Case Name : Shri Pankaj Surana Vs ITO (ITAT Raipur)
Appeal Number : ITA No. 153/RPR/2018
Date of Judgement/Order : 23/05/2022
Related Assessment Year : 2013-14

Shri Pankaj Surana Vs ITO (ITAT Raipur)

As per Section 57(iii) of the Act, any expenditure not being in the nature of a capital expenditure, laid out or expended wholly and exclusively for the purpose of making or earning income under the head ‘income from other sources’ is to be allowed as a deduction. As the interest-bearing unsecured loans were raised by the assessee with a purpose, intent and motive of earning interest income by advancing the same to third parties and, have actually been so utilized, therefore, the interest expenditure so borne by him could safely, or in fact, inescapably, be held to have been incurred wholly and exclusively for the purpose of earning of interest income. In the backdrop of our aforesaid deliberations, we are of a strong conviction that the deduction of interest expenditure of Rs.6,45,531/-, as claimed by the assessee, and rightly so, was duly allowable as a deduction u/s.57(iii) of the Act. We, thus, in terms of our aforesaid observations not finding favor with the view taken by the lower authorities set-aside the order of the CIT(Appeals) and vacate the disallowance of Rs. 6,45,531/- made by the A.O.

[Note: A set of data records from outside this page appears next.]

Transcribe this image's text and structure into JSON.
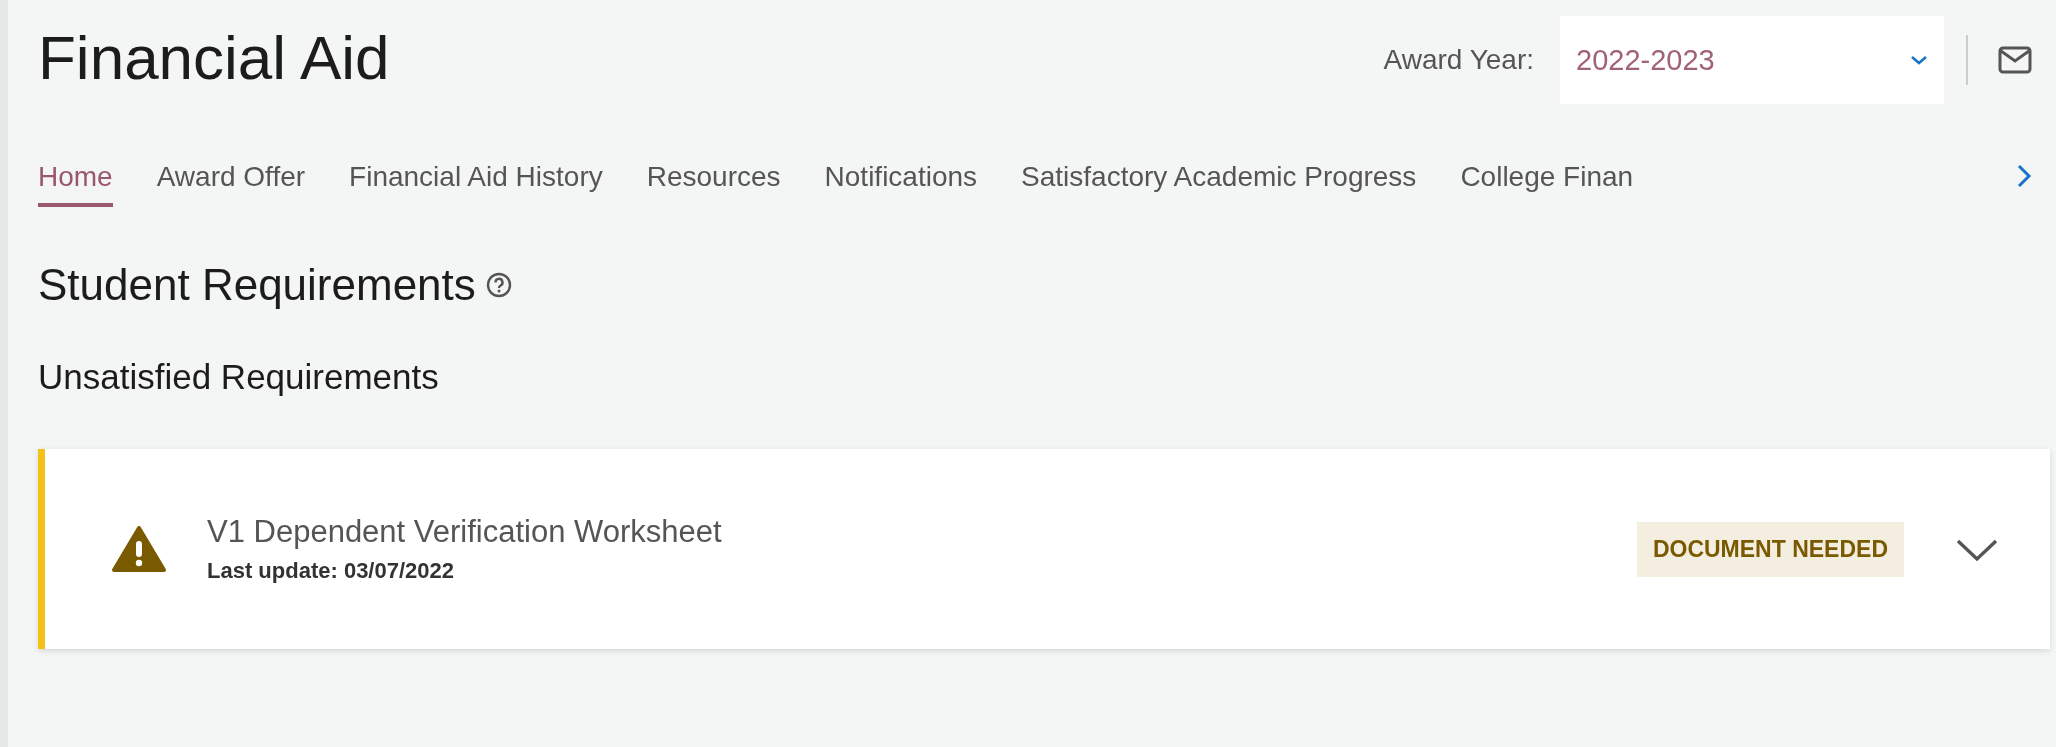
{
  "header": {
    "title": "Financial Aid",
    "award_year_label": "Award Year:",
    "award_year": {
      "value": "2022-2023"
    }
  },
  "tabs": [
    {
      "label": "Home",
      "selected": true
    },
    {
      "label": "Award Offer",
      "selected": false
    },
    {
      "label": "Financial Aid History",
      "selected": false
    },
    {
      "label": "Resources",
      "selected": false
    },
    {
      "label": "Notifications",
      "selected": false
    },
    {
      "label": "Satisfactory Academic Progress",
      "selected": false
    },
    {
      "label": "College Finan",
      "selected": false
    }
  ],
  "section_title": "Student Requirements",
  "subsection_title": "Unsatisfied Requirements",
  "requirements": [
    {
      "title": "V1 Dependent Verification Worksheet",
      "last_update": "Last update: 03/07/2022",
      "status": "DOCUMENT NEEDED",
      "expanded": false
    }
  ]
}
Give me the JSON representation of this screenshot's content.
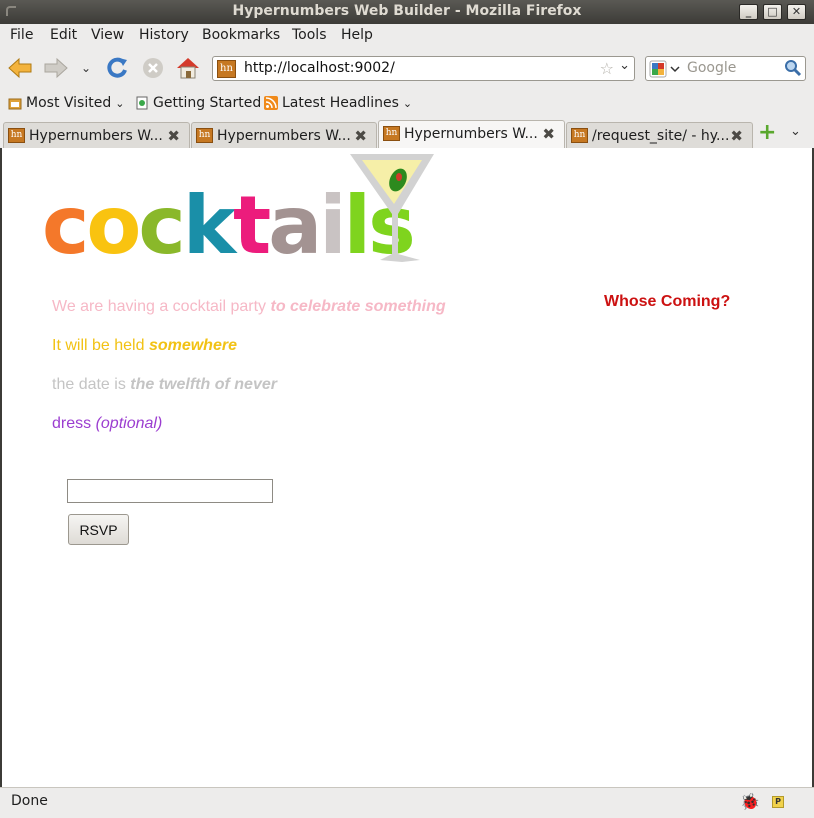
{
  "window": {
    "title": "Hypernumbers Web Builder - Mozilla Firefox",
    "buttons": {
      "minimize": "_",
      "maximize": "□",
      "close": "✕"
    }
  },
  "menubar": {
    "items": [
      "File",
      "Edit",
      "View",
      "History",
      "Bookmarks",
      "Tools",
      "Help"
    ],
    "mnemonics": [
      "F",
      "E",
      "V",
      "s",
      "B",
      "T",
      "H"
    ]
  },
  "navbar": {
    "url": "http://localhost:9002/",
    "search_placeholder": "Google"
  },
  "bookmarks": {
    "items": [
      "Most Visited",
      "Getting Started",
      "Latest Headlines"
    ]
  },
  "tabs": [
    {
      "label": "Hypernumbers W...",
      "active": false
    },
    {
      "label": "Hypernumbers W...",
      "active": false
    },
    {
      "label": "Hypernumbers W...",
      "active": true
    },
    {
      "label": "/request_site/ - hy...",
      "active": false
    }
  ],
  "tab_favicon_text": "hn",
  "page": {
    "logo_letters": [
      {
        "ch": "c",
        "color": "#f4782a"
      },
      {
        "ch": "o",
        "color": "#f9c310"
      },
      {
        "ch": "c",
        "color": "#8ab82a"
      },
      {
        "ch": "k",
        "color": "#1a8fa8"
      },
      {
        "ch": "t",
        "color": "#ec1c7c"
      },
      {
        "ch": "a",
        "color": "#a39392"
      },
      {
        "ch": "i",
        "color": "#c9c3c3"
      },
      {
        "ch": "l",
        "color": "#7fd41e"
      },
      {
        "ch": "s",
        "color": "#7fd41e"
      }
    ],
    "line1": {
      "text": "We are having a cocktail party ",
      "em": "to celebrate something",
      "color": "#f6b8c6"
    },
    "line2": {
      "text": "It will be held ",
      "em": "somewhere",
      "color": "#f2c214"
    },
    "line3": {
      "text": "the date is ",
      "em": "the twelfth of never",
      "color": "#c4c4c4"
    },
    "line4": {
      "text": "dress ",
      "em": "(optional)",
      "color": "#9b3dd0"
    },
    "whose_coming": "Whose Coming?",
    "rsvp_value": "",
    "rsvp_button": "RSVP"
  },
  "status": {
    "text": "Done"
  }
}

FULL TEXT OF THE ORDER OF ITAT RAIPUR

The present appeal filed by the assessee is directed against the order passed by the CIT(Appeals)-1, Raipur (C.G.) dated 30.05.2018, which in turn arises from the order passed by the A.O under Sec. 143(3) of the Income Tax Act, 1961 (for short ‘the Act’), dated 23.02.2016 for assessment year 2013-14. Before us the assessee has assailed the impugned order on the following grounds of appeal:

“1. On the facts & in the circumstances of the case, the learned Assessing Officer grossly erred in addition of Rs.6,45,531/- being an expenditure of interest.

2. On the facts & in the circumstances o the case, the Learned CIT(A) has not justified in disallowing of Exps on account of interest.”

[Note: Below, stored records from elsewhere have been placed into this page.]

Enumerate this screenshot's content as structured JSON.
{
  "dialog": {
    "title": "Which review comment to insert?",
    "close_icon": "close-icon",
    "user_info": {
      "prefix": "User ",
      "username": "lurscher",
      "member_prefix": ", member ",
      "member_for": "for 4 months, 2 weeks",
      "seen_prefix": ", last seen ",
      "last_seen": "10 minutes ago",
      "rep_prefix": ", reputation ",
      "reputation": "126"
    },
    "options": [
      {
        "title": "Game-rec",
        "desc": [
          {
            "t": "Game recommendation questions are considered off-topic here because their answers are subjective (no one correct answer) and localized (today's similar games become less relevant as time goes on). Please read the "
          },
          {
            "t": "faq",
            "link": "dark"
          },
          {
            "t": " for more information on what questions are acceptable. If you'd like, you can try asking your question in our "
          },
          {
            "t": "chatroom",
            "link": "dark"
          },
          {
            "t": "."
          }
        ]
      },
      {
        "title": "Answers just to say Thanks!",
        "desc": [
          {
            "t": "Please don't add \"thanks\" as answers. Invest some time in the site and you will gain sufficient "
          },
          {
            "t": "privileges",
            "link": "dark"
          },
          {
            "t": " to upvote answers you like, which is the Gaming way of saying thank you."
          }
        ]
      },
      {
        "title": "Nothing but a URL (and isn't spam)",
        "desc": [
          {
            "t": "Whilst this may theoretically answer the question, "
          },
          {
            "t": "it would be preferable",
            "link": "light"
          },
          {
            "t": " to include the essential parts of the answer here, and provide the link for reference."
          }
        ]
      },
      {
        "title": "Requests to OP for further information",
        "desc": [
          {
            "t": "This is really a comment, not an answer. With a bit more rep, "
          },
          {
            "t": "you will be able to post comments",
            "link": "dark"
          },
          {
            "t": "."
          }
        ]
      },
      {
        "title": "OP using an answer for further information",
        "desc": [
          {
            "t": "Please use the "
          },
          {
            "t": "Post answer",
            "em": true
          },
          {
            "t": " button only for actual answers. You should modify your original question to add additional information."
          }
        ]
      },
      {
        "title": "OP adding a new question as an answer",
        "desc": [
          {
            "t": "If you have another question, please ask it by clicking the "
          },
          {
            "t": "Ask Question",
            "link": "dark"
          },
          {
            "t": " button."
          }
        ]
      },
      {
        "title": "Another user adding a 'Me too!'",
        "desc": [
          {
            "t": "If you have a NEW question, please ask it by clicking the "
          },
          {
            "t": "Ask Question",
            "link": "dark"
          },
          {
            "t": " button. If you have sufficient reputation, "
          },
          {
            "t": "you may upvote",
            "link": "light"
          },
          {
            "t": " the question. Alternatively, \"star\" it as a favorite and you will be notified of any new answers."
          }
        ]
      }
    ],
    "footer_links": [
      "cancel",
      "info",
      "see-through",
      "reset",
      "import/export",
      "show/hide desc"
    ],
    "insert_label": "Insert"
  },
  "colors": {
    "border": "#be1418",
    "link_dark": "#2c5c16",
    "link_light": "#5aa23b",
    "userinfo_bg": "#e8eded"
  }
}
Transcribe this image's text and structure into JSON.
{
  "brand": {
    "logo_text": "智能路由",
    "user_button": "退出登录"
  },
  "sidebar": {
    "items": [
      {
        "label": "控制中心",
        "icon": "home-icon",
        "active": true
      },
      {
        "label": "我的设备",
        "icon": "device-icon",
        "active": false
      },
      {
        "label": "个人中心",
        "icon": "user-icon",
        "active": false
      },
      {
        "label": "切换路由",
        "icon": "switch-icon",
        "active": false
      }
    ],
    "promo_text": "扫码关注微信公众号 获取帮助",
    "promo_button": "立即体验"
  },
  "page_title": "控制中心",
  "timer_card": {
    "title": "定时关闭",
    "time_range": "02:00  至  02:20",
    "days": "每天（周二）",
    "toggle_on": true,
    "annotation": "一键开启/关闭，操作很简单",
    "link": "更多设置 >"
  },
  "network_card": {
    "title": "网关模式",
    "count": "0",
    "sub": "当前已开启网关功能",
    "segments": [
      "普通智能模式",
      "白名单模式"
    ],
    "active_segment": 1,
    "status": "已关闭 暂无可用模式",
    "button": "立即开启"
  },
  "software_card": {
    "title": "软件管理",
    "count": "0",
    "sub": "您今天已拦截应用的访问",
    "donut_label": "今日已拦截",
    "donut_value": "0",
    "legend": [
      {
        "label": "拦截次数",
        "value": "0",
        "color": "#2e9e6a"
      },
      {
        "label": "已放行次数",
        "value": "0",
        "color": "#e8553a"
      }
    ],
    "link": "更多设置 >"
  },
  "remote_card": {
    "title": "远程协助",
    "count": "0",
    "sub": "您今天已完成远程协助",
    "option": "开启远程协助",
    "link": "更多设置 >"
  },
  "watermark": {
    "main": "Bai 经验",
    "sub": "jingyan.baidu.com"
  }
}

2. Controversy involved in the present appeal lies in a narrow compass i.e., declining of the assessee’s claim for setting-off the interest paid on the unsecured loan of Rs.6,45,531/- against the interest income of Rs.6,40,874/- earned on advancing of such amounts at interest to third parties.

3. Shorn of unnecessary details, the assessee had raised interest bearing unsecured loans, on which, interest of Rs. 6,45,531/- was paid by him. The aforesaid interest bearing borrowed funds were channelized by the assessee for advancing of interest-bearing loans to various parties, on which, interest income of Rs.6,40,874/- was received by him. Qua the aforesaid facts, the assessee had sought for setting-off the interest paid on the borrowed funds against the aforesaid interest income so received by him. However, the AO was not persuaded to subscribe to the aforesaid claim of the assessee. Observing that the assessee had not utilized the unsecured loans for his business purposes, the A.O disallowed his aforesaid claim for setting-off of the interest paid against his interest income.

4. Aggrieved, the assessee carried the matter in appeal before the CIT(Appeals) but without any success.

5. The assessee being aggrieved with the order of the CIT(A) has carried the matter in appeal before us. As the assessee appellant despite having been intimated about the hearing of appeal has failed to put up an appearance before us, therefore, we are constrained to proceed with and dispose off the appeal as per Rule 24 of the Appellate Tribunal Rules, 1962, i.e, after hearing the respondent revenue and perusing the orders of the lower authorities.

6. We have heard the ld. Departmental Representative (“DR”, for short), perused the orders of the lower authorities and the material available on record. After deliberating at length on the issue in hand we are unable to persuade ourselves to subscribe to the view taken by the lower authorities. As per Section 57(iii) of the Act, any expenditure not being in the nature of a capital expenditure, laid out or expended wholly and exclusively for the purpose of making or earning income under the head ‘income from other sources’ is to be allowed as a deduction. As the interest-bearing unsecured loans were raised by the assessee with a purpose, intent and motive of earning interest income by advancing the same to third parties and, have actually been so utilized, therefore, the interest expenditure so borne by him could safely, or in fact, inescapably, be held to have been incurred wholly and exclusively for the purpose of earning of interest income. In the backdrop of our aforesaid deliberations, we are of a strong conviction that the deduction of interest expenditure of Rs.6,45,531/-, as claimed by the assessee, and rightly so, was duly allowable as a deduction u/s.57(iii) of the Act. We, thus, in terms of our aforesaid observations not finding favor with the view taken by the lower authorities set-aside the order of the CIT(Appeals) and vacate the disallowance of Rs. 6,45,531/- made by the A.O. Thus, the Grounds of appeal No.(s) 1 & 2 raised in appeal by the assessee are allowed in terms of our aforesaid observations.

7. In the result, appeal filed by the assessee is allowed in terms of our aforesaid observations.

Order pronounced in open court on 23rd day of May, 2022.